Müller has been adamantly against the Nord Stream 2 pipeline’s construction since its inception. In 2020, she accused Minister-President Schwesig of “putting themselves in the service of a Russian company based in Switzerland” instead of acting in the interests of Schwesig’s own federal state. More recently, Müller has argued that the CDU is also to blame for allowing the approval of the Climate Foundation within twenty-four hours and continuously pushing the project forward. She notes that they, too, have been “harnessed by Russian propaganda.” Müller is especially concerned about the environmental impacts of the project as well as its potential to strain gas customers in the Mecklenburg-West Pomerania region. She believes that viewing fossil fuels as a bridge technology is “simply wrong” and that the jobs created by the pipeline “hardly matter” when balanced with its detrimental environmental impact. Instead, she suggests investing in jobs within the renewable energy sector. Her platforms for the 2022 Rostock mayoral race included a mission for the Mecklenburg-West Pomerania region to become “one of the largest economic locations for renewable energies and hydrogen production.”

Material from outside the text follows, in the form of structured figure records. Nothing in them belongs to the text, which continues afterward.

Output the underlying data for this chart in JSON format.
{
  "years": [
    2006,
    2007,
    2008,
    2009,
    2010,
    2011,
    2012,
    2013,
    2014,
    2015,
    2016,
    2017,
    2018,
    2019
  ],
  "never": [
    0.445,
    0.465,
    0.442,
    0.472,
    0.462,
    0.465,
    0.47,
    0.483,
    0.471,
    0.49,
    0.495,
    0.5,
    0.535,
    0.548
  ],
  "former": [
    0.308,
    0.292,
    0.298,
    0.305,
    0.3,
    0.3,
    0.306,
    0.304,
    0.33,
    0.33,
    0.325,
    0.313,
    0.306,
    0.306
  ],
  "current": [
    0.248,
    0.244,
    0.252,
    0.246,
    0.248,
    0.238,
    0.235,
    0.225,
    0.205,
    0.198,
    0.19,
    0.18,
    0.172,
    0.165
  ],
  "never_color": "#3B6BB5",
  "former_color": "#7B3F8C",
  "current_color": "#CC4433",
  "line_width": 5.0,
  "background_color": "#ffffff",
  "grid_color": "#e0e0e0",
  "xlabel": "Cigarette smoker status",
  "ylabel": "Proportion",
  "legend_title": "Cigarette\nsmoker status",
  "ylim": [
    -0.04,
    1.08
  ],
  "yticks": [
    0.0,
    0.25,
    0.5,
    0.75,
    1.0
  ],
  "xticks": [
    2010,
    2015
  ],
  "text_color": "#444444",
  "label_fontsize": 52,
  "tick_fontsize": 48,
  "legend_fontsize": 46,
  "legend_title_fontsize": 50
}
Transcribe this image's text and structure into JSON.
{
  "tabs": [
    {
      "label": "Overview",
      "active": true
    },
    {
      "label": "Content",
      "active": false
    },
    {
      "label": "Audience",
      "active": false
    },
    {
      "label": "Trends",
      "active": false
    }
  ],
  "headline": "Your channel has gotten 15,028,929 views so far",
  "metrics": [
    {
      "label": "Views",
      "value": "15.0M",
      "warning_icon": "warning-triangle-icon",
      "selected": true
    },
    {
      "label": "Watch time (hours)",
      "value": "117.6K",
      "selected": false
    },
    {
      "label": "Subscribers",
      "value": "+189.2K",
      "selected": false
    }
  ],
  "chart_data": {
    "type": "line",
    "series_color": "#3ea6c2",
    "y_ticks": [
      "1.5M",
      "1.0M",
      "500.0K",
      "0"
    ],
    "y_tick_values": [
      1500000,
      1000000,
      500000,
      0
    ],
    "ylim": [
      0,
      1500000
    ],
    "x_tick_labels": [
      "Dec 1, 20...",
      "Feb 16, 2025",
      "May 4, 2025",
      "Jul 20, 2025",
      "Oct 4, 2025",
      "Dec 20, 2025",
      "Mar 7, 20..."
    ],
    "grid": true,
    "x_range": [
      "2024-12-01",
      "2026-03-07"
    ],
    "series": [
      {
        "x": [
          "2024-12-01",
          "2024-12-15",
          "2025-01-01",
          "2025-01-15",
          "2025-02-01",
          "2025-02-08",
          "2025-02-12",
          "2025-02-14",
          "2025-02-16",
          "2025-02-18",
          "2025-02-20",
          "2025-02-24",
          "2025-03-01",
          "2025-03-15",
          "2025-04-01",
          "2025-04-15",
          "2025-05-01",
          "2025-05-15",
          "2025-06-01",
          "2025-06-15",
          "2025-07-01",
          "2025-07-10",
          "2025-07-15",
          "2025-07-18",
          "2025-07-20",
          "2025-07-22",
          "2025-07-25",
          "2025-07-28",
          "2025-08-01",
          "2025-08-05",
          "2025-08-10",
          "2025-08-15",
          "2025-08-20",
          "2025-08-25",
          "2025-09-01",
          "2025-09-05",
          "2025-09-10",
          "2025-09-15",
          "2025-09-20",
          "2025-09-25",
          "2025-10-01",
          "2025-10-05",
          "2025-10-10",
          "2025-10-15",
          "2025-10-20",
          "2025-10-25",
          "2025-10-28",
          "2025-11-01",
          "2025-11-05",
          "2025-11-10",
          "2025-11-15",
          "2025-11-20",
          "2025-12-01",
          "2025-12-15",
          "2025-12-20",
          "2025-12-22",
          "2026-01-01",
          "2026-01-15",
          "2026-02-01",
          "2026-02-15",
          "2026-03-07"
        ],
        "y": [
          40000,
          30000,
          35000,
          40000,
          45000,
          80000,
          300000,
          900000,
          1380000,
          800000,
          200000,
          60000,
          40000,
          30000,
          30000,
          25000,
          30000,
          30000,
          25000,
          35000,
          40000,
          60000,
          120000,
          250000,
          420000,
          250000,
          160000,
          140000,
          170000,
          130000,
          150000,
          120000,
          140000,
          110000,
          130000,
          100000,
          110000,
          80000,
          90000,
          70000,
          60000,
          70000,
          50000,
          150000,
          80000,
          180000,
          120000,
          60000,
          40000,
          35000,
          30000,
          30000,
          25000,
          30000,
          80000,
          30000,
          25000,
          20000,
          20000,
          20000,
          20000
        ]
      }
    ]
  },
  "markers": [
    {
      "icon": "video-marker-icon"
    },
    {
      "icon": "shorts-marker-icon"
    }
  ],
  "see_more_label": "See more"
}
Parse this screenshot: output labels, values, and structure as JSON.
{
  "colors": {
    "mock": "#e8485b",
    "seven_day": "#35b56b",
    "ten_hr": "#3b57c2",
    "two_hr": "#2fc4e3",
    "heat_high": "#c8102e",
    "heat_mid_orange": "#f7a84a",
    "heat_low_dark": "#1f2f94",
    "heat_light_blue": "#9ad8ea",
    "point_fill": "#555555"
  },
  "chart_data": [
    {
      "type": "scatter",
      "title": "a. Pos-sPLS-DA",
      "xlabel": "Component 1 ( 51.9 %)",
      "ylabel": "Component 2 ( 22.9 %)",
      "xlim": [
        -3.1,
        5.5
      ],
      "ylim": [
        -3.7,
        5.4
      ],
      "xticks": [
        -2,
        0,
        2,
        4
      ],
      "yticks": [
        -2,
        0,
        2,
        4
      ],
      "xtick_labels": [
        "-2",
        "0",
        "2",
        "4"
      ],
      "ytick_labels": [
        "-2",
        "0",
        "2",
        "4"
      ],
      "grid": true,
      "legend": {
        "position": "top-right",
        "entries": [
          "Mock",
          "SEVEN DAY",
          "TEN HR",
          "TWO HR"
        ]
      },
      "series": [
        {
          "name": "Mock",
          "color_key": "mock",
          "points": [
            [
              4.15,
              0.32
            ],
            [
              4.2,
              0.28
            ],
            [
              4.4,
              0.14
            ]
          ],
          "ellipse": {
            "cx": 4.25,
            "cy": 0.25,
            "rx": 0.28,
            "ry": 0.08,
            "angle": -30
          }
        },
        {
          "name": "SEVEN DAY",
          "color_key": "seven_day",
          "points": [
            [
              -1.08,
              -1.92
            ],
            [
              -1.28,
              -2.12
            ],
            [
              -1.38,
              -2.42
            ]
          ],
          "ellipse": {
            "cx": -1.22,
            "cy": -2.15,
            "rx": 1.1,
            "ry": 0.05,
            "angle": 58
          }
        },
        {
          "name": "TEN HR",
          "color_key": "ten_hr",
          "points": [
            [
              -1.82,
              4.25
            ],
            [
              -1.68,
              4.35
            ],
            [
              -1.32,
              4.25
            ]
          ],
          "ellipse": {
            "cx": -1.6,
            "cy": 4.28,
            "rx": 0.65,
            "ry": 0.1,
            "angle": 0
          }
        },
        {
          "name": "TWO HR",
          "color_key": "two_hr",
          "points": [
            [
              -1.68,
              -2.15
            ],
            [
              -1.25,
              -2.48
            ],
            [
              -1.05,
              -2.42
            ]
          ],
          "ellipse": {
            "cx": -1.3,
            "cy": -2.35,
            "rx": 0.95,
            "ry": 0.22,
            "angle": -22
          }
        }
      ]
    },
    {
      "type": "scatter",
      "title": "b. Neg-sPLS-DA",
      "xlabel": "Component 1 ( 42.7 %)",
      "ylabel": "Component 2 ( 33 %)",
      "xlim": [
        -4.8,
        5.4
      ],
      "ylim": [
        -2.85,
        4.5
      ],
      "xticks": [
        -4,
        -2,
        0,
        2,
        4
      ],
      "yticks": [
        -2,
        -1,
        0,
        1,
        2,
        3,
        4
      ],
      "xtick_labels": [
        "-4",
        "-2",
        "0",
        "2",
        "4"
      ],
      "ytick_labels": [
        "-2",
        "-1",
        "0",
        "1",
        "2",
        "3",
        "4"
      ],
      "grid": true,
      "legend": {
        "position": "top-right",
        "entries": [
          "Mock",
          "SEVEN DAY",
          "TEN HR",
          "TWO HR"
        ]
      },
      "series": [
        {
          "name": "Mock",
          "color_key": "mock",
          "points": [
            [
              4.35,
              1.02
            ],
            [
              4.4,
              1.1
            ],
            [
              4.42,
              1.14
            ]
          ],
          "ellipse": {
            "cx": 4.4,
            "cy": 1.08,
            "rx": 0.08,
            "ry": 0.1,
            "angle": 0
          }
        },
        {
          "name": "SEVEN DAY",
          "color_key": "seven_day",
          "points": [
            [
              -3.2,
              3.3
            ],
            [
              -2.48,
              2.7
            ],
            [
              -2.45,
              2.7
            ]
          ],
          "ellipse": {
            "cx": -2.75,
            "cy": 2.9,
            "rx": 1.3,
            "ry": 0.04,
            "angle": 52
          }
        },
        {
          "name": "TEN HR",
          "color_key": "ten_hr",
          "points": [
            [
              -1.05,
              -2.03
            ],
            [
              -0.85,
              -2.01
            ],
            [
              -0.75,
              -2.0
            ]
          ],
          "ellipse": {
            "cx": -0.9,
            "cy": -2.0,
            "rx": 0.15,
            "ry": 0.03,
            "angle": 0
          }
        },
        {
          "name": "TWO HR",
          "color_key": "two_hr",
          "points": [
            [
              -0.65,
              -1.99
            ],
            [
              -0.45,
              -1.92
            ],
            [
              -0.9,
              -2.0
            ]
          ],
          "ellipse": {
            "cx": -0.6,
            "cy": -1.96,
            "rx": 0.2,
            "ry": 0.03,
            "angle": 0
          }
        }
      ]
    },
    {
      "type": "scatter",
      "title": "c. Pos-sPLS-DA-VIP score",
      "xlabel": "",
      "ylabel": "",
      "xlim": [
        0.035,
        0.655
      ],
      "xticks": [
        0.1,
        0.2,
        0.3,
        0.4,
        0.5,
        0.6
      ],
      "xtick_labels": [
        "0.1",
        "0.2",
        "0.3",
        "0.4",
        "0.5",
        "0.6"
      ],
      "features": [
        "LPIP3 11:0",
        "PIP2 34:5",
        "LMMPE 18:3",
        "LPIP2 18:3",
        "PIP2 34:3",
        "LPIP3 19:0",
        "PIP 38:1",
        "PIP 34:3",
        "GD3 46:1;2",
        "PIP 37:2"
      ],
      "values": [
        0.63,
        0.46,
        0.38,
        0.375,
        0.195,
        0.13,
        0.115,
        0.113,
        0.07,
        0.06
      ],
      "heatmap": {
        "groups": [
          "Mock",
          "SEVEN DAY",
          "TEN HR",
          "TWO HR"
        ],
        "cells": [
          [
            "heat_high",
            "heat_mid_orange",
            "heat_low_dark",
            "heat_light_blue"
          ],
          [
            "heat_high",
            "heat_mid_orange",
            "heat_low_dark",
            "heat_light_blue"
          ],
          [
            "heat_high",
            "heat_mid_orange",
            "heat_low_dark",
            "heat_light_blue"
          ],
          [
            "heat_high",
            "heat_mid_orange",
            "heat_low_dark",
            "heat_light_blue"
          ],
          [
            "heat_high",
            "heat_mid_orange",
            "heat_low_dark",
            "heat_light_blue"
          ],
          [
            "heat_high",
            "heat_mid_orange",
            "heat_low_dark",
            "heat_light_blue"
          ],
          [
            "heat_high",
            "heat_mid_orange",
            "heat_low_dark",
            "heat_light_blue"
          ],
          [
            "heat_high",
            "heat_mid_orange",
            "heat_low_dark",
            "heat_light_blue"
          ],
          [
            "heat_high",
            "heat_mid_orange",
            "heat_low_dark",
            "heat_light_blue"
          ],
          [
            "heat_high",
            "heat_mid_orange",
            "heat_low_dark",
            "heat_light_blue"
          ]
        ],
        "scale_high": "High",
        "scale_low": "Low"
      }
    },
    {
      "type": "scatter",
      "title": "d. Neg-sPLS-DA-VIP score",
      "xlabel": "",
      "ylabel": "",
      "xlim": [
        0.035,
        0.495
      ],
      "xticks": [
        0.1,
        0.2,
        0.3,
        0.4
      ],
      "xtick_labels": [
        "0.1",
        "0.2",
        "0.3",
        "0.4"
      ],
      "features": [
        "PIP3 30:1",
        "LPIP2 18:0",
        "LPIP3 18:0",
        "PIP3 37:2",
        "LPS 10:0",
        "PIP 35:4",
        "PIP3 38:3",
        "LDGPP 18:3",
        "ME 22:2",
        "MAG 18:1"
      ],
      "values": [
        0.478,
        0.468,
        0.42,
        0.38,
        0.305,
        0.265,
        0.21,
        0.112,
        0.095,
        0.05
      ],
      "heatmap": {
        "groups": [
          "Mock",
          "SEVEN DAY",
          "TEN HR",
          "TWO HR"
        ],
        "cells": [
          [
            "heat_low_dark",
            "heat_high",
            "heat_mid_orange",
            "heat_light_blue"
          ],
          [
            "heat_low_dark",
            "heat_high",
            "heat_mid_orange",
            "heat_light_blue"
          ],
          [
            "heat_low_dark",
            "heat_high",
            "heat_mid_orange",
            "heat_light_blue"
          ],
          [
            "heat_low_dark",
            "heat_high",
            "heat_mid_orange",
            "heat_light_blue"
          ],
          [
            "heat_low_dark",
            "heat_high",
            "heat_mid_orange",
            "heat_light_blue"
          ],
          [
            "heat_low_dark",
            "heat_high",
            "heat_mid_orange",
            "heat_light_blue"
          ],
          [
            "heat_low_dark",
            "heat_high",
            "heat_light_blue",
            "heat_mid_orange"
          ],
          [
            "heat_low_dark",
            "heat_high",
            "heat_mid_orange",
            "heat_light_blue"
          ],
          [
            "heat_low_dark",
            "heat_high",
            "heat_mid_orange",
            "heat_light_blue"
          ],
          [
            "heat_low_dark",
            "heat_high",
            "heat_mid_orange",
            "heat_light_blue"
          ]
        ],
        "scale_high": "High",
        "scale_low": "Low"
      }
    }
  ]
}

Claudia Müller’s engagements are not limited to the Baltic Sea. She also maintains a strong social media presence, which she leverages to connect with her constituency. She films “day in the life” videos that provide insights into her work and offer advice on how to be more environmentally conscious at home. As an advocate for EU engagement in the Mecklenburg region, Müller believes that the influence of the European Union extends far beyond the confines of Strasbourg and Brussels: “Ganz klar: EU ist weit mehr als Straßburg und Brüssel.” She emphasizes that numerous European projects, such as the Common Agricultural Policy, have a direct impact on the daily lives of people in the region. Müller’s positive stance towards the European Union is coupled with a progressive approach to immigration. This policy is aimed at fostering an inflow of skilled labor into Mecklenburg-West Pomerania. According to Müller, the shortage of specialists is a big challenge for the region, with 43.7 percent of all vacancies lacking sufficiently qualified applicants. As a solution, she strongly supports the implementation of an “opportunity card,” or “Chancenkarte,” which allows people to come to Germany to look for a job providing they have the required minimum of points. She hopes that the Skilled Immigration Act will allow the region to drive sustainable development, writing that “there would be no new solar systems without an installer, no sustainable mobility without a bus driver.”